Sejak tahun 2005, Komnas Perempuan membangun konsep Sistem Peradilan Pidana Terpadu Penanganan Kasus Kekerasan terhadap Perempuan (SPPT-PKKTP) demi terciptanya akses bagi perempuan berhadapan dengan hukum (PBH), khususnya korban kekerasan berbasis gender dalam setiap proses peradilan dan pemulihan yang dijamin melalui terobosan hukum UU TPKS karena memperkuat pemenuhan hak-hak korban, baik hak atas perlindungan, pemulihan, hingga hak keluarga korban.
Komisioner Komnas Perempuan, Siti Aminah Tardi memaparkan tantangan yang dihadapi adalah belum siapnya semua wilayah terkait kebutuhan penanganan dan pemulihan korban, baik dikarenakan kompetensi sumber daya manusia, sarana dan prasarana hingga anggaran.

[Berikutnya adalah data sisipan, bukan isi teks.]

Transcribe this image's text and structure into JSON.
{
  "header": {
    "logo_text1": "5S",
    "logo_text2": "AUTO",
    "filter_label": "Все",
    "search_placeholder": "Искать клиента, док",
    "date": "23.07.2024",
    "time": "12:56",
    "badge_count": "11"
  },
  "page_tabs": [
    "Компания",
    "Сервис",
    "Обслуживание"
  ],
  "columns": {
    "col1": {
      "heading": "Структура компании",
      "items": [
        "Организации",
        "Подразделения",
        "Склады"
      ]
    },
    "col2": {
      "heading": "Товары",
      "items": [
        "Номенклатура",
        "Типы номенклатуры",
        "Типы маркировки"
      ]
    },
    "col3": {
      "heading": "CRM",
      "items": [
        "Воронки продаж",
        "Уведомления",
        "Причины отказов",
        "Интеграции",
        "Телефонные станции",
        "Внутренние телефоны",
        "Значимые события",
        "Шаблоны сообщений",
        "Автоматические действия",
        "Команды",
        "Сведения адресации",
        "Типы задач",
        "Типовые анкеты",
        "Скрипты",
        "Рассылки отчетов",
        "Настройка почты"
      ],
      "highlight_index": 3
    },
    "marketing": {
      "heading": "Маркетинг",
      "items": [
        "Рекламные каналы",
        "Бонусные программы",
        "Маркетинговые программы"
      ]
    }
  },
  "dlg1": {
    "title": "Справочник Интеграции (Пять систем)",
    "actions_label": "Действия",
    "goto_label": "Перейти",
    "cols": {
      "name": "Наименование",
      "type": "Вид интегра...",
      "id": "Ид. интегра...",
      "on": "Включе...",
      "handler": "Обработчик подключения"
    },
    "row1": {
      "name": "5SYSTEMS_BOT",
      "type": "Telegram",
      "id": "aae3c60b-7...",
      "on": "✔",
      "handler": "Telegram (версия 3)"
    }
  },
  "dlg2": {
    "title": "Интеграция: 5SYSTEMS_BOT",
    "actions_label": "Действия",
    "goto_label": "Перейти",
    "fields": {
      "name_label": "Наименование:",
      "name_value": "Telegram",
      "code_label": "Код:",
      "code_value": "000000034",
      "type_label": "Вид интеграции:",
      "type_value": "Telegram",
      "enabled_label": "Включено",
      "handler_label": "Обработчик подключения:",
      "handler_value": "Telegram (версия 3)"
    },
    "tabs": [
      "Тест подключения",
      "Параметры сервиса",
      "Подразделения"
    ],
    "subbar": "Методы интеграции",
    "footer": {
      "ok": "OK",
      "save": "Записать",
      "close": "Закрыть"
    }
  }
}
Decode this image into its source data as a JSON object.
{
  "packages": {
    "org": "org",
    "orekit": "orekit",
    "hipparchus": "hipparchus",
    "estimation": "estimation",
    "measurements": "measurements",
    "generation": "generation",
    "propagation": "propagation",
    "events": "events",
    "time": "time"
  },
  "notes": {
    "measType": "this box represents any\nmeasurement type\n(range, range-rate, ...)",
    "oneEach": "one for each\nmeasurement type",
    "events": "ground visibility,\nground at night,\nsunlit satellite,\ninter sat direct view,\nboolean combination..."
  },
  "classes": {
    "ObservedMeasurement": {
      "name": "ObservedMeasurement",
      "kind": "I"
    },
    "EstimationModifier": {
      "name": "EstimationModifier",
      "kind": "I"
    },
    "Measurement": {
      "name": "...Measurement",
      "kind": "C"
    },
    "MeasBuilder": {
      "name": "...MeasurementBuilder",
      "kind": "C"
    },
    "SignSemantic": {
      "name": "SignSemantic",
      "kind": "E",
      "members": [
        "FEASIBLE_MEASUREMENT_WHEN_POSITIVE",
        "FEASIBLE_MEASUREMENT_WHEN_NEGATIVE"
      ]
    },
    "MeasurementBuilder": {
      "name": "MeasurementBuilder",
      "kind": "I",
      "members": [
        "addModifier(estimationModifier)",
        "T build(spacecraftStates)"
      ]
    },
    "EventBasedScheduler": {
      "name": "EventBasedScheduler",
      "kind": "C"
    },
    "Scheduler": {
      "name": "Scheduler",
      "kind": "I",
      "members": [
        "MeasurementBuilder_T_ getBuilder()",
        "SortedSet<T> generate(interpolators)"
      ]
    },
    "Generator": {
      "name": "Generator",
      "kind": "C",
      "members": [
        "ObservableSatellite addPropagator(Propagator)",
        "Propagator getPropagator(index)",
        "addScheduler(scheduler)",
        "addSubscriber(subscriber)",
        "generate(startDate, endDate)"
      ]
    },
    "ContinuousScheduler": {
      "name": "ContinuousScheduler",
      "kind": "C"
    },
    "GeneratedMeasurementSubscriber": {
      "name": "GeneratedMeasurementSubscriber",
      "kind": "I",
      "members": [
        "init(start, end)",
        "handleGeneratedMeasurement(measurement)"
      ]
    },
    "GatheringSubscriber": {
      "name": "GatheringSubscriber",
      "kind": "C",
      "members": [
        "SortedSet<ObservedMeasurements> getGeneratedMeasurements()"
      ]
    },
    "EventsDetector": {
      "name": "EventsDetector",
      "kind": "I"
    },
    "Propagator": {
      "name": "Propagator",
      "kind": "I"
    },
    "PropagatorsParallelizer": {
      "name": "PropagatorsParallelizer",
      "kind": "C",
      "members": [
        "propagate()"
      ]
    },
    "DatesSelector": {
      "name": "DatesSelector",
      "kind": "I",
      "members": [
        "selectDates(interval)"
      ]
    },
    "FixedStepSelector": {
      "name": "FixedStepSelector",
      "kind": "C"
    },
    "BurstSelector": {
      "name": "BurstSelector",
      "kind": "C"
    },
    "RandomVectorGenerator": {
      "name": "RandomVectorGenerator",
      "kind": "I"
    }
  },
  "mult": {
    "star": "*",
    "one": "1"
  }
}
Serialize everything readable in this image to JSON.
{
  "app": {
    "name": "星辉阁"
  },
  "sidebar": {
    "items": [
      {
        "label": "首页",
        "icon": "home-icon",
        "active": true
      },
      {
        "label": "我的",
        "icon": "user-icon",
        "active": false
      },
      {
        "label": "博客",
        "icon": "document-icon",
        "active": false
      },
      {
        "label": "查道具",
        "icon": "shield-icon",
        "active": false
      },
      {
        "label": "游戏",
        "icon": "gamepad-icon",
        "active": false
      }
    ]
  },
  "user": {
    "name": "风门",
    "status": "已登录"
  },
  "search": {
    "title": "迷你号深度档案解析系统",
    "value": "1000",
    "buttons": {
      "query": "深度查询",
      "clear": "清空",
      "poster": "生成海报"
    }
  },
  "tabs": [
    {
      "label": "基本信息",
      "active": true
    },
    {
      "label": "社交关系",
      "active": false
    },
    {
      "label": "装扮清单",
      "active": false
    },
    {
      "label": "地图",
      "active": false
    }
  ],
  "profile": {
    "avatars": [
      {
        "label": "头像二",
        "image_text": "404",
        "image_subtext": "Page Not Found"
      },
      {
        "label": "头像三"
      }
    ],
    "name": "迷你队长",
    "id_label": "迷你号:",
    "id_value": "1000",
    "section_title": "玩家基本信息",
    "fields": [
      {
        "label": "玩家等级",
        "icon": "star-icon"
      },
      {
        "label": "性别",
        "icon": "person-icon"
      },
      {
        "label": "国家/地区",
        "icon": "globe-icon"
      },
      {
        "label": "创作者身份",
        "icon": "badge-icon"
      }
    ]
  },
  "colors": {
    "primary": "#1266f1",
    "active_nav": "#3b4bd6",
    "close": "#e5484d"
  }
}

“Kekerasan seksual yang tidak ditangani dengan baik dan korban menjadi PBH merupakan bentuk kegagalan negara dalam penanganan kekerasan seksual, baik dikarenakan absennya akses keadilan, akses layanan aborsi aman hingga layanan pemulihan” tegas Siti Aminah
Media dan Kerja Sinergis Pendidikan Publik
Dalam upaya membangun pemahaman tentang UU TPKS untuk mendorong perubahan sosial yang mendukung perlindungan terhadap korban kekerasan seksual, kerja-kerja pendidikan publik mesti dilakukan secara sinergis. Ketua Dewan Pers, Ninik Rahayu dalam pandangannya menyebut bahwa pers berperan penting dalam informasi hingga kontrol sosial, termasuk terkait pemberitaan kasus kekerasan seksual.
Namun faktanya justru berkebalikan. Berdasarkan temuan Dewan Pers tahun 2020-2022, terungkap masih banyak pemberitaan media tentang kekerasan seksual yang belum mencerminkan perspektif perlindungan korban dan responsif gender, sehingga dalam upaya sinergisnya, Dewan Pers tengah berencana membentuk pedoman pemberitaan berperspektif gender.
“Perlunya kolaborasi multistakeholders demi percepatan implementasi UU TPKS termasuk melalui peningkatan peran organisasi/lembaga masyarakat sebagai pemantau pers hingga membangun kerjasama dengan perusahaan pers untuk peningkatan kontrol sosial dalam pemberitaaan TPKS.” jelas Ninik.
Selain dari Dewan Pers, Asfinawati sebagai perwakilan dari Jentera perjalanan masih panjang dalam membuat publik memahami terkait UU TPKS, termasuk kebutuhan bagi para pembela HAM untuk memberikan makna dalam UU TPKS, dalam artian dalam perjalanan implementasi UU TPKS diharapkan penafsirannya tidak bertentangan dengan amanat undang-undang itu sendiri, sehingga peran para pembela HAM menjadi penting dalam melakukan pemantauan terhadap implementasi pasal-pasal yang terdapat pada UU TPKS.
“Pada akhirnya, pemantauan terhadap UU TPKS perlu dilakukan secara mendalam demi tercapainya tujua penghapusan TPKS” ujarnya dalam akhir pemaparan.